Some of the words are inevitable associations, like "cancer" for "cigarette" or "charlie" for "chapl[a]in," and may even be current English slang. Others are produced simply by schoolboy transformations: "appy polly loggy" (apology), "eggiweg" (egg), "interessovat" (to interest), "skolliwoll" (school). Still others are foreign words slightly distorted: Russian "baboochka" (old woman) and "bolshy" (enormous), Latin "biblio" (library), Chinese "chai" (tea), Italian "gazetta" (newspaper), German "forella" ("trout" as slang for a woman) and "knopka" (button), Yiddish "keeshkas" (guts) and "yahoodies" (Jews), French "sabog" (shoe) and "vaysay" (WC, watercloset).
Other words are onomatopoetic sound imitations: "collocoll" (bell), "razrez" (to tear), "toofles" (slippers). Still others are rhyming slang: "luscious glory" for "hair" (rhyming with "upper story"?) and "pretty polly" for "money" (rhyming with "lolly" of current slang). A few simply distort the word: "banda" (band), "gruppa" (group), "kot" (cat), "minoota" (minute). Others are amputations: "creech" (from "screech"; shout or scream), "domy" (domicile), "guff" (guffaw), "pee and em" (pater and mater), "sarky" (sarcastic), "sinny" (cinema). Some are portmanteau words: "chumble" (chatter-mumble), "mounch" (mouth-munch), "shive" (shiv-shave), "skriking" (scratching-striking).

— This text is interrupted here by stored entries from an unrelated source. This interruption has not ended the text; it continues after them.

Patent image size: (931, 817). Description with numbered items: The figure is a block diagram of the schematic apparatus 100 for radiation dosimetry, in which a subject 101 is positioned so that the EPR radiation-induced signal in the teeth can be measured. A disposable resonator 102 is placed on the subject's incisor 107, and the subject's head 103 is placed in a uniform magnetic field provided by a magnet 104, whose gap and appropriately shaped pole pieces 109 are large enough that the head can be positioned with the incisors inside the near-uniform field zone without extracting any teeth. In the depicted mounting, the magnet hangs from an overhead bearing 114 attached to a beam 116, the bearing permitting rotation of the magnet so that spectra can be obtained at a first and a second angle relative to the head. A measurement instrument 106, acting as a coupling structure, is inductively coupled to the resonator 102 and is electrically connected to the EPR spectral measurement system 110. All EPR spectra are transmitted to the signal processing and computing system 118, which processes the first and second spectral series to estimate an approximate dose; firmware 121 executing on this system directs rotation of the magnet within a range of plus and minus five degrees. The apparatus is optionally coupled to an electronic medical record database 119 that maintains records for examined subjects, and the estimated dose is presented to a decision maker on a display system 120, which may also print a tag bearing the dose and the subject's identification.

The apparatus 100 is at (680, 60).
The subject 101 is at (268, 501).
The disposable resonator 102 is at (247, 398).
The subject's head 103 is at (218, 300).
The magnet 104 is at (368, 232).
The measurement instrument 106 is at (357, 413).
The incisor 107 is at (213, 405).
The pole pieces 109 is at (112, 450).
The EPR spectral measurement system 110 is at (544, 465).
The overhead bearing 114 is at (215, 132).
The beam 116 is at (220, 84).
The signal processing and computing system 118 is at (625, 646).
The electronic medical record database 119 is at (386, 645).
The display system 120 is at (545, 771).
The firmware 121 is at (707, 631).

The best of them are images and metaphors, some quite imaginative and poetic: "glazz" (eye), "horrorshow" (beautiful, beautifully), "lewdies" (squares), "pan-handle" (erection), "rabbit" (to work), "sammy" (generous, from "Uncle Sam"?), "soviet" (an order), "starry" (ancient), "viddy" (to see, from "video"), "yahzick" (tongue, from "say-ah-when-zick").
There are slight inconsistencies, when Burgess (or Alex) forgets his word and invents another or uses our word, but on the whole he handles his amazing vocabulary in a masterly fashion. It has a wonderful sound, particularly in abuse, when "grahzny bratchny" sounds infinitely better than "dirty bastard." Coming to literature by way of music, Burgess has a superb ear, and he shows an interest in the texture of language rare among current novelists. As a most promising writer of the '60s, Anthony Burgess has followed novels that remind us of Forster and Waugh with an eloquent and shocking novel that is quite unique.